For this project I wanted to explore generalized linear mixed models (GLMMs), which are used frequently in the social sciences. I'm curious about applying data science methodologies in this field and improving results. The goal for this project was to identify a GLMM package for Python and build predictive models with it, logistic regression, and random forest to assess pros and cons of each.
The dataset for my analysis is 10 years (2008-2017) of laboratory-confirmed flu cases from the Australian Department of Health. Columns include: Week, Age, Sex, State, Indigenous, and Flu type.
- Week: Cases from the previous week were recorded every Friday, thus the values are the year and date of the Friday following when the person was tested. Ex: 2018-01-05
- Age: Grouped in 5-year increments, i.e. 0-4, 5-9
- Sex: Male, Female, X, and Unknown, where X represents people who are neither male nor female, and Unknown represents people who didn't want to provide their sex or didn't write/enter anything for that field.
- State: Which Australian state the patient lives in. If not Australian, it's the state in which they were tested.
- Indigenous: The indigenous status of the patient, Indigenous, Nonindigenous, Unknown, or Not Available.
- Flu type: Which strain of flu was found: multiple subtypes of type A, type B, type C, and types A & B.
- General & EDA: NumPy, Pandas, Matplotlib, Seaborn.
- Preprocessing: Scikit-Learn KMeans to create cluster feature, StratifiedShuffleSplit to create train and test datasets, and SMOTE for balancing data.
- Models: Pymer4 (Python wrapper package for R Lmer & Lme4), statsmodels discrete_model.Logit for statistical summary of logistic regression, Scikit-Learn LogisticRegression and RandomForestClassifier for prediction, GridSearchCV to find ideal parameters for random forest.
My target variable was flu type, which I narrowed down to types A and B. The goal was to see if mixed modeling could produce a more accurate prediction on unseen test data than either of the other models. Unfortunately, I was not able to predict with Pymer4 due to an unknown error that caused the predict() method to return an array of the same length as the train data set. So, this project ended up being a lesson in some of the realities of data science: so many areas of the field are being explore and developed as I write this, and results are not guaranteed. Before finding Pymer4 I searched through statsmodels for an appropriate package. What I found, Binomial Bayes Mixed GLM, was promising, but ultimately beyond my current level of statistical understanding and had little in the way of articles and tutorials.

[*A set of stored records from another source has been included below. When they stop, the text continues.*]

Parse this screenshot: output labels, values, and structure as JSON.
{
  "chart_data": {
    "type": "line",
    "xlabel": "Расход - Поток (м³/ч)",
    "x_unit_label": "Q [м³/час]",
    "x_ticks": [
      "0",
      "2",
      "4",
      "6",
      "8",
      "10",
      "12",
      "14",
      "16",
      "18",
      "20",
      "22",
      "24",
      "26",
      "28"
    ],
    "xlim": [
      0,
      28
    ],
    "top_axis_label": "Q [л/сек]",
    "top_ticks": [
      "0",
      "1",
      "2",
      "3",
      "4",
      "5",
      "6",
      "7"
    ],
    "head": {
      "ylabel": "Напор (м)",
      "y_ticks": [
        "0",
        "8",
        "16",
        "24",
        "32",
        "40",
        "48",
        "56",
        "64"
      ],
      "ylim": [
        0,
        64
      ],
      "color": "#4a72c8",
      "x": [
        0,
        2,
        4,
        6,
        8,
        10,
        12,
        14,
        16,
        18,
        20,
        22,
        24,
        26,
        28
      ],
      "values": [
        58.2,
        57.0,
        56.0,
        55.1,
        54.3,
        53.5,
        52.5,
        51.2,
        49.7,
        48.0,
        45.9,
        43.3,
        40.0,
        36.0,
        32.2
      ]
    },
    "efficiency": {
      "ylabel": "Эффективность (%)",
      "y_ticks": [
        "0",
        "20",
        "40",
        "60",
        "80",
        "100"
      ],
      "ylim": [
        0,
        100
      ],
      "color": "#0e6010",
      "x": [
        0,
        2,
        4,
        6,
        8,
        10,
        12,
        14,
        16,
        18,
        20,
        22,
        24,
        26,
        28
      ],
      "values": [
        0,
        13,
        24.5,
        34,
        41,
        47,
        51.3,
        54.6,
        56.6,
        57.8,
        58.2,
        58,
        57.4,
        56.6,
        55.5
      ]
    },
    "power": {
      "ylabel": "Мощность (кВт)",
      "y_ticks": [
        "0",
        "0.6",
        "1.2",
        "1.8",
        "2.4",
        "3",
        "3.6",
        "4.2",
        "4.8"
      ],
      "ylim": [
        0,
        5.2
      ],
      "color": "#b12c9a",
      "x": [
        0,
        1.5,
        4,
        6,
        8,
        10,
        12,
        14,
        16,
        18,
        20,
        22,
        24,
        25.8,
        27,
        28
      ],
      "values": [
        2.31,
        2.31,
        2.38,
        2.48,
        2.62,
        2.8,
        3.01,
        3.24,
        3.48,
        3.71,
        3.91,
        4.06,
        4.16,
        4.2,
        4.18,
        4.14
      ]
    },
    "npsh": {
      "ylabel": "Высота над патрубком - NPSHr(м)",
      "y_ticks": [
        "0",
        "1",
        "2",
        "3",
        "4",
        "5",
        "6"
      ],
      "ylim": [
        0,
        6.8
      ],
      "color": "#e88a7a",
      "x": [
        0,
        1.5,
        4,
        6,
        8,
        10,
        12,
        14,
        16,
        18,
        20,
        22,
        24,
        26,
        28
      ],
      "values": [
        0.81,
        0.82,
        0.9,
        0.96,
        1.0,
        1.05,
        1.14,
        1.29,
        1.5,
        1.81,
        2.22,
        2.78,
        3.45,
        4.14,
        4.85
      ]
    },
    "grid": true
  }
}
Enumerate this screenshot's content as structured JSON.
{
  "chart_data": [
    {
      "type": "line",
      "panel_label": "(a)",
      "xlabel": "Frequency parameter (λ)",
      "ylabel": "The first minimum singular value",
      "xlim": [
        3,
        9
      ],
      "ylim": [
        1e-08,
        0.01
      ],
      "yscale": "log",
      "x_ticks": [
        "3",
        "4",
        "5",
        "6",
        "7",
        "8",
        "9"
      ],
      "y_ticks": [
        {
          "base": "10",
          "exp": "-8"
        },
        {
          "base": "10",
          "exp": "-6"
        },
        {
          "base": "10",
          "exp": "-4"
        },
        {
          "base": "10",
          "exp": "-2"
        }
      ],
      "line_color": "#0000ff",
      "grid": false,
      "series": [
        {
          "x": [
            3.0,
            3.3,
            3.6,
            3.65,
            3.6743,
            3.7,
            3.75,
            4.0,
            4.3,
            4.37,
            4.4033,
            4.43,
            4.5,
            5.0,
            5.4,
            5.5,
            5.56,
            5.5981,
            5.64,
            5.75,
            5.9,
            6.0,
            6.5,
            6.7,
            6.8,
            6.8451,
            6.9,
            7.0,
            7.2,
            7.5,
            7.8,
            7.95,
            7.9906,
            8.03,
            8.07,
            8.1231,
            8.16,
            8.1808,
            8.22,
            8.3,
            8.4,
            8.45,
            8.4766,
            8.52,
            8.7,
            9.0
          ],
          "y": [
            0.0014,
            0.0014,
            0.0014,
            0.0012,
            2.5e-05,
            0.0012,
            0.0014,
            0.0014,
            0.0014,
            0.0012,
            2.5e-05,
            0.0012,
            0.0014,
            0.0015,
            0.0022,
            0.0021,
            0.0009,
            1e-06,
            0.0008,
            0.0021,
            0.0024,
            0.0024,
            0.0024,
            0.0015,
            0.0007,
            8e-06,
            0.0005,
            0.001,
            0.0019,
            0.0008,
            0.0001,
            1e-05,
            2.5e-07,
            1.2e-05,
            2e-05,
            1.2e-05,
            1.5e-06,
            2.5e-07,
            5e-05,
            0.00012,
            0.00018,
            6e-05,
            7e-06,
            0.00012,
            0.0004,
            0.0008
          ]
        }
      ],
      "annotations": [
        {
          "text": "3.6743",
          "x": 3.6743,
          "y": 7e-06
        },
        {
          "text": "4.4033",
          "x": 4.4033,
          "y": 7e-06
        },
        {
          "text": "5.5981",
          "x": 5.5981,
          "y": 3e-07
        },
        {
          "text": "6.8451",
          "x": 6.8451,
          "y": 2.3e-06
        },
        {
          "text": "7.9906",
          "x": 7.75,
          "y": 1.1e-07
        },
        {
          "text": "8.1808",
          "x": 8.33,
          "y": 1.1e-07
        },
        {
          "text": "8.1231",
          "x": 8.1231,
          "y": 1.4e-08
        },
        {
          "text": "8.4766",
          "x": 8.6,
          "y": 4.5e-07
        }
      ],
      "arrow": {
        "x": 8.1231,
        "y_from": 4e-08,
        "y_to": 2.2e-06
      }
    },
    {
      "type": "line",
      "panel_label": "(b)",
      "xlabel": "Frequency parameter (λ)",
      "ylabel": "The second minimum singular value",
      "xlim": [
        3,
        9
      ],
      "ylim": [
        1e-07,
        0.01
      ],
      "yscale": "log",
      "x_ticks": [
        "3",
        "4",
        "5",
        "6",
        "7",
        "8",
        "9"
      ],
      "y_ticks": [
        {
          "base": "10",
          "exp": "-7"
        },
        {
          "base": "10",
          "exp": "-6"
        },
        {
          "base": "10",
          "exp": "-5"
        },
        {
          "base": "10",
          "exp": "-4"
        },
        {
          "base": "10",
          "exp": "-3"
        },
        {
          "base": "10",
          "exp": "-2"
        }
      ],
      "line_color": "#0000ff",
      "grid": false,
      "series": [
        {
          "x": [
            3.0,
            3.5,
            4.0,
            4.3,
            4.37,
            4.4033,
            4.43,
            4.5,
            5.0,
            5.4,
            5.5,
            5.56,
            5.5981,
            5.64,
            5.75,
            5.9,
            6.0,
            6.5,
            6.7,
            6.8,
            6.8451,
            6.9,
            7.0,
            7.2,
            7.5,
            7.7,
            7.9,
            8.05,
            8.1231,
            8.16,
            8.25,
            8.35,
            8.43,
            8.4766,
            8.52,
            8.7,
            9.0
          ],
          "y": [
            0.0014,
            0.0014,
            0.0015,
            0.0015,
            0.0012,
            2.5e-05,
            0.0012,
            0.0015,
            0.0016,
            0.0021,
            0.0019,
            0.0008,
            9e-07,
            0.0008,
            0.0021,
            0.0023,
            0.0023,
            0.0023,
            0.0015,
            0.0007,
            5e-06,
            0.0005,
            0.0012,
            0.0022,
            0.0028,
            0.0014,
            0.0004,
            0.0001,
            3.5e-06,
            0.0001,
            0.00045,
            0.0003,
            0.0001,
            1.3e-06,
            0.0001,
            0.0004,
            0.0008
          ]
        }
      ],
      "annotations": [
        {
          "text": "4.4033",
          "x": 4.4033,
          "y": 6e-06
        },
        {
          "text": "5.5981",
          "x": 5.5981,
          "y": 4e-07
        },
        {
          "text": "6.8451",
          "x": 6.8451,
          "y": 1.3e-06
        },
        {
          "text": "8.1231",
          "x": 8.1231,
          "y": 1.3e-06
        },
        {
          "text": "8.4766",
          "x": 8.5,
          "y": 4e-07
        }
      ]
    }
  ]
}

Thus, I kept searching and found Pymer4, which looked good on the surface. After reading the documentation and learning a bit about R data types, I was able to fit a model with it! But, there ended up being an issue somewhere and, due to time constraints on my project, I was unable to look into other options. Had I more time, I would have just learned how to use the R packages, themselves, within my notebook.

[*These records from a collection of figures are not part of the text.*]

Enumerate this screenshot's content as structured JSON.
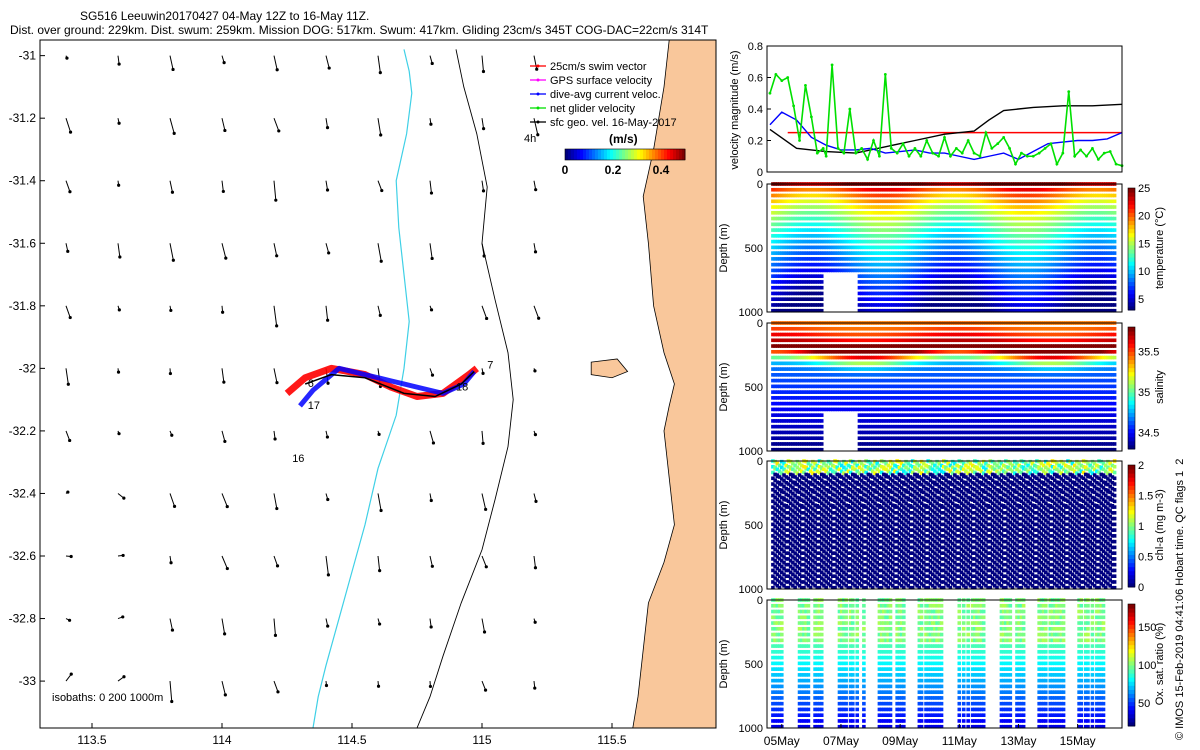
{
  "header": {
    "title_line1": "SG516 Leeuwin20170427 04-May 12Z to 16-May 11Z.",
    "title_line2": "Dist. over ground: 229km. Dist. swum: 259km. Mission DOG: 517km. Swum: 417km. Gliding 23cm/s 345T COG-DAC=22cm/s 314T"
  },
  "credit": "© IMOS 15-Feb-2019 04:41:06 Hobart time. QC flags 1  2",
  "colors": {
    "land": "#f9c79b",
    "isobath_200": "#3fd0e6",
    "isobath_1000": "#000000",
    "swim_vector": "#ff0000",
    "gps_velocity": "#ff00ff",
    "dive_avg": "#0000ff",
    "net_velocity": "#00e000",
    "sfc_geo": "#000000"
  },
  "chart_data": [
    {
      "type": "map",
      "xlim": [
        113.3,
        115.9
      ],
      "ylim": [
        -33.15,
        -30.95
      ],
      "xticks": [
        "113.5",
        "114",
        "114.5",
        "115",
        "115.5"
      ],
      "yticks": [
        "-31",
        "-31.2",
        "-31.4",
        "-31.6",
        "-31.8",
        "-32",
        "-32.2",
        "-32.4",
        "-32.6",
        "-32.8",
        "-33"
      ],
      "legend": [
        {
          "label": "25cm/s swim vector",
          "color": "#ff0000"
        },
        {
          "label": "GPS surface velocity",
          "color": "#ff00ff"
        },
        {
          "label": "dive-avg current veloc.",
          "color": "#0000ff"
        },
        {
          "label": "net glider velocity",
          "color": "#00e000"
        },
        {
          "label": "sfc geo. vel. 16-May-2017",
          "color": "#000000"
        }
      ],
      "legend_extra": "4h",
      "colorbar": {
        "label": "(m/s)",
        "ticks": [
          "0",
          "0.2",
          "0.4"
        ],
        "range": [
          0,
          0.5
        ]
      },
      "day_labels": [
        "6",
        "7",
        "16",
        "17",
        "18"
      ],
      "isobaths_text": "isobaths: 0   200  1000m",
      "isobath_200": [
        [
          114.7,
          -30.98
        ],
        [
          114.72,
          -31.05
        ],
        [
          114.73,
          -31.12
        ],
        [
          114.71,
          -31.25
        ],
        [
          114.67,
          -31.4
        ],
        [
          114.68,
          -31.55
        ],
        [
          114.7,
          -31.7
        ],
        [
          114.72,
          -31.85
        ],
        [
          114.7,
          -32.0
        ],
        [
          114.67,
          -32.15
        ],
        [
          114.6,
          -32.32
        ],
        [
          114.55,
          -32.5
        ],
        [
          114.5,
          -32.65
        ],
        [
          114.45,
          -32.8
        ],
        [
          114.4,
          -32.95
        ],
        [
          114.37,
          -33.05
        ],
        [
          114.35,
          -33.15
        ]
      ],
      "isobath_1000": [
        [
          114.9,
          -30.98
        ],
        [
          114.93,
          -31.1
        ],
        [
          114.98,
          -31.25
        ],
        [
          115.02,
          -31.42
        ],
        [
          115.0,
          -31.6
        ],
        [
          115.05,
          -31.78
        ],
        [
          115.1,
          -31.95
        ],
        [
          115.12,
          -32.1
        ],
        [
          115.1,
          -32.25
        ],
        [
          115.05,
          -32.42
        ],
        [
          115.0,
          -32.58
        ],
        [
          114.92,
          -32.75
        ],
        [
          114.85,
          -32.92
        ],
        [
          114.8,
          -33.05
        ],
        [
          114.75,
          -33.15
        ]
      ],
      "coast": [
        [
          115.72,
          -30.95
        ],
        [
          115.7,
          -31.1
        ],
        [
          115.66,
          -31.3
        ],
        [
          115.62,
          -31.45
        ],
        [
          115.64,
          -31.6
        ],
        [
          115.66,
          -31.8
        ],
        [
          115.7,
          -31.95
        ],
        [
          115.74,
          -32.05
        ],
        [
          115.72,
          -32.12
        ],
        [
          115.7,
          -32.2
        ],
        [
          115.72,
          -32.35
        ],
        [
          115.74,
          -32.5
        ],
        [
          115.7,
          -32.62
        ],
        [
          115.64,
          -32.75
        ],
        [
          115.62,
          -32.9
        ],
        [
          115.6,
          -33.05
        ],
        [
          115.58,
          -33.15
        ]
      ],
      "island": [
        [
          115.42,
          -31.98
        ],
        [
          115.52,
          -31.97
        ],
        [
          115.56,
          -32.01
        ],
        [
          115.5,
          -32.03
        ],
        [
          115.42,
          -32.02
        ]
      ],
      "track_red": [
        [
          114.25,
          -32.08
        ],
        [
          114.32,
          -32.03
        ],
        [
          114.42,
          -32.0
        ],
        [
          114.55,
          -32.02
        ],
        [
          114.65,
          -32.06
        ],
        [
          114.75,
          -32.09
        ],
        [
          114.85,
          -32.08
        ],
        [
          114.95,
          -32.02
        ],
        [
          114.98,
          -32.0
        ]
      ],
      "track_blue": [
        [
          114.3,
          -32.12
        ],
        [
          114.35,
          -32.07
        ],
        [
          114.45,
          -32.0
        ],
        [
          114.55,
          -32.02
        ],
        [
          114.65,
          -32.04
        ],
        [
          114.75,
          -32.06
        ],
        [
          114.85,
          -32.08
        ],
        [
          114.93,
          -32.05
        ],
        [
          114.97,
          -32.01
        ]
      ],
      "track_black": [
        [
          114.32,
          -32.05
        ],
        [
          114.42,
          -32.02
        ],
        [
          114.55,
          -32.03
        ],
        [
          114.7,
          -32.08
        ],
        [
          114.82,
          -32.09
        ],
        [
          114.92,
          -32.05
        ],
        [
          114.97,
          -32.01
        ]
      ]
    },
    {
      "type": "line",
      "ylabel": "velocity magnitude (m/s)",
      "ylim": [
        0,
        0.8
      ],
      "yticks": [
        "0",
        "0.2",
        "0.4",
        "0.6",
        "0.8"
      ],
      "x_range_days": [
        4.5,
        16.5
      ],
      "series": [
        {
          "name": "red",
          "color": "#ff0000",
          "x": [
            5.2,
            16.5
          ],
          "y": [
            0.25,
            0.25
          ]
        },
        {
          "name": "black",
          "color": "#000000",
          "x": [
            4.6,
            5.5,
            6.5,
            7.5,
            8.5,
            9.5,
            10.5,
            11.5,
            12.0,
            12.5,
            13.5,
            14.5,
            15.5,
            16.5
          ],
          "y": [
            0.27,
            0.15,
            0.13,
            0.12,
            0.16,
            0.2,
            0.24,
            0.26,
            0.33,
            0.39,
            0.41,
            0.42,
            0.42,
            0.43
          ]
        },
        {
          "name": "blue",
          "color": "#0000ff",
          "x": [
            4.6,
            5.0,
            5.5,
            6.0,
            6.5,
            7.0,
            7.5,
            8.0,
            8.5,
            9.0,
            9.5,
            10.0,
            10.5,
            11.0,
            11.5,
            12.0,
            12.5,
            13.0,
            13.5,
            14.0,
            14.5,
            15.0,
            15.5,
            16.0,
            16.5
          ],
          "y": [
            0.3,
            0.38,
            0.33,
            0.22,
            0.17,
            0.14,
            0.14,
            0.15,
            0.12,
            0.13,
            0.14,
            0.12,
            0.12,
            0.1,
            0.08,
            0.1,
            0.12,
            0.08,
            0.13,
            0.18,
            0.19,
            0.2,
            0.2,
            0.21,
            0.25
          ]
        },
        {
          "name": "green",
          "color": "#00e000",
          "x": [
            4.6,
            4.8,
            5.0,
            5.2,
            5.4,
            5.6,
            5.8,
            6.0,
            6.2,
            6.4,
            6.5,
            6.7,
            6.9,
            7.1,
            7.3,
            7.5,
            7.7,
            7.9,
            8.1,
            8.3,
            8.5,
            8.7,
            8.9,
            9.1,
            9.3,
            9.5,
            9.7,
            9.9,
            10.1,
            10.3,
            10.5,
            10.7,
            10.9,
            11.1,
            11.3,
            11.5,
            11.7,
            11.9,
            12.1,
            12.3,
            12.5,
            12.7,
            12.9,
            13.1,
            13.3,
            13.5,
            13.7,
            13.9,
            14.1,
            14.3,
            14.5,
            14.7,
            14.9,
            15.1,
            15.3,
            15.5,
            15.7,
            15.9,
            16.1,
            16.3,
            16.5
          ],
          "y": [
            0.5,
            0.62,
            0.58,
            0.6,
            0.42,
            0.2,
            0.55,
            0.35,
            0.12,
            0.15,
            0.1,
            0.68,
            0.15,
            0.12,
            0.4,
            0.12,
            0.15,
            0.08,
            0.2,
            0.1,
            0.62,
            0.15,
            0.12,
            0.18,
            0.1,
            0.15,
            0.1,
            0.2,
            0.12,
            0.1,
            0.22,
            0.1,
            0.15,
            0.12,
            0.2,
            0.12,
            0.1,
            0.25,
            0.15,
            0.18,
            0.22,
            0.15,
            0.05,
            0.12,
            0.1,
            0.1,
            0.12,
            0.15,
            0.18,
            0.05,
            0.12,
            0.51,
            0.1,
            0.14,
            0.1,
            0.15,
            0.08,
            0.12,
            0.13,
            0.05,
            0.04
          ]
        }
      ]
    },
    {
      "type": "heatmap",
      "ylabel": "Depth (m)",
      "yticks": [
        "0",
        "500",
        "1000"
      ],
      "cbar_label": "temperature (°C)",
      "cbar_ticks": [
        "25",
        "20",
        "15",
        "10",
        "5"
      ],
      "cbar_range": [
        3,
        25
      ]
    },
    {
      "type": "heatmap",
      "ylabel": "Depth (m)",
      "yticks": [
        "0",
        "500",
        "1000"
      ],
      "cbar_label": "salinity",
      "cbar_ticks": [
        "35.5",
        "35",
        "34.5"
      ],
      "cbar_range": [
        34.3,
        35.8
      ]
    },
    {
      "type": "heatmap",
      "ylabel": "Depth (m)",
      "yticks": [
        "0",
        "500",
        "1000"
      ],
      "cbar_label": "chl-a (mg m-3)",
      "cbar_ticks": [
        "2",
        "1.5",
        "1",
        "0.5",
        "0"
      ],
      "cbar_range": [
        0,
        2
      ]
    },
    {
      "type": "heatmap",
      "ylabel": "Depth (m)",
      "yticks": [
        "0",
        "500",
        "1000"
      ],
      "cbar_label": "Ox. sat. ratio (%)",
      "cbar_ticks": [
        "150",
        "100",
        "50"
      ],
      "cbar_range": [
        20,
        180
      ]
    }
  ],
  "x_date_labels": [
    "05May",
    "07May",
    "09May",
    "11May",
    "13May",
    "15May"
  ]
}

The best performing model ended up being the RandomForestClassifier, which scored 75.6% accuracy on unseen test data. Due to model speed and interpretability, however, I prefer the Logistic Regression model on unbalanced data, which scored a 74.2. Depending on what kind of error is more detrimental for the use case, the data could be balanced to produce higher Type I errors, or left unbalanced to produce higher Type II errors. The most significant features ended up being State, Month, and Year. Least significant features were Sex and Cluster.